Liberty Hyde Bailey | |
---|---|
Born |
South Haven, Michigan |
March 15, 1858
Died | December 25, 1954 Ithaca, New York |
(aged 96)
Citizenship | American |
Fields | botanist |
Institutions | Cornell University |
Alma mater | Michigan Agricultural College |
Influences | Charles Darwin, Asa Gray |
Liberty Hyde Bailey (March 15, 1858 – December 25, 1954) was an American horticulturist, botanist and cofounder of the American Society for Horticultural Science.
Born in South Haven, Michigan, as the third son of farmers Liberty Hyde Bailey Sr. and Sarah Harrison Bailey, Bailey entered the Michigan Agricultural College (MAC, now Michigan State University) in 1878 and graduated in 1882. The next year, he became assistant to the renowned botanist Asa Gray, of Harvard University. This was arranged by a professor at MAC, William James Beal. Bailey spent two years with Gray as his herbarium assistant. The same year, he married Annette Smith, the daughter of a Michigan cattle breeder, whom he met at the Michigan Agricultural College. They had two daughters, Sara May, born in 1887, and Ethel Zoe, born in 1889.
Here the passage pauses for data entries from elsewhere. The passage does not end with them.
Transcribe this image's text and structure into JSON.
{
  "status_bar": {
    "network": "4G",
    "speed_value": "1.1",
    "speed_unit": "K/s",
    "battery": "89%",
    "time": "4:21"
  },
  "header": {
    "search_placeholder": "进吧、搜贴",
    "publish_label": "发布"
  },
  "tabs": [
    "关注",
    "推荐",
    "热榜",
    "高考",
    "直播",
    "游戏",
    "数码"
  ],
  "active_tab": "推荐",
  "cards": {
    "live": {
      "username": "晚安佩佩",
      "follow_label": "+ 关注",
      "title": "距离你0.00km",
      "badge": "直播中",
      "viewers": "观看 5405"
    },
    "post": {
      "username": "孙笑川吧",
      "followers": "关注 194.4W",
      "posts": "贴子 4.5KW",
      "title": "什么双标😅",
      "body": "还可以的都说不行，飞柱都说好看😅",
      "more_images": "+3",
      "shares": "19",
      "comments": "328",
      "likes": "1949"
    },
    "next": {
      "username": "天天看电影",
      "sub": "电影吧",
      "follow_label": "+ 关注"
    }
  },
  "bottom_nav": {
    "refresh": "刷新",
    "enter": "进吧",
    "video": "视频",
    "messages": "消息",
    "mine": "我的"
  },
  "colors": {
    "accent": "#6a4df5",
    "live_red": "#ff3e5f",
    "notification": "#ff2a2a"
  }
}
In 1885, he moved to Cornell University in Ithaca, New York, where he in 1888 assumed the chair of Practical and Experimental Horticulture. He was elected an Associate Fellow of the American Academy of Arts and Sciences in 1900. He founded the College of Agriculture, and in 1904 he was able to secure public funding. He was dean of what was then known as New York State College of Agriculture from 1903-1913. In 1908, he was appointed Chairman of The National Commission on Country Life by president Theodore Roosevelt. Its 1909 Report called for rebuilding a great agricultural civilization in America. In 1913, he retired to become a private scholar and devote more time to social and political issues. In 1917 he was elected a member of the United States National Academy of Sciences.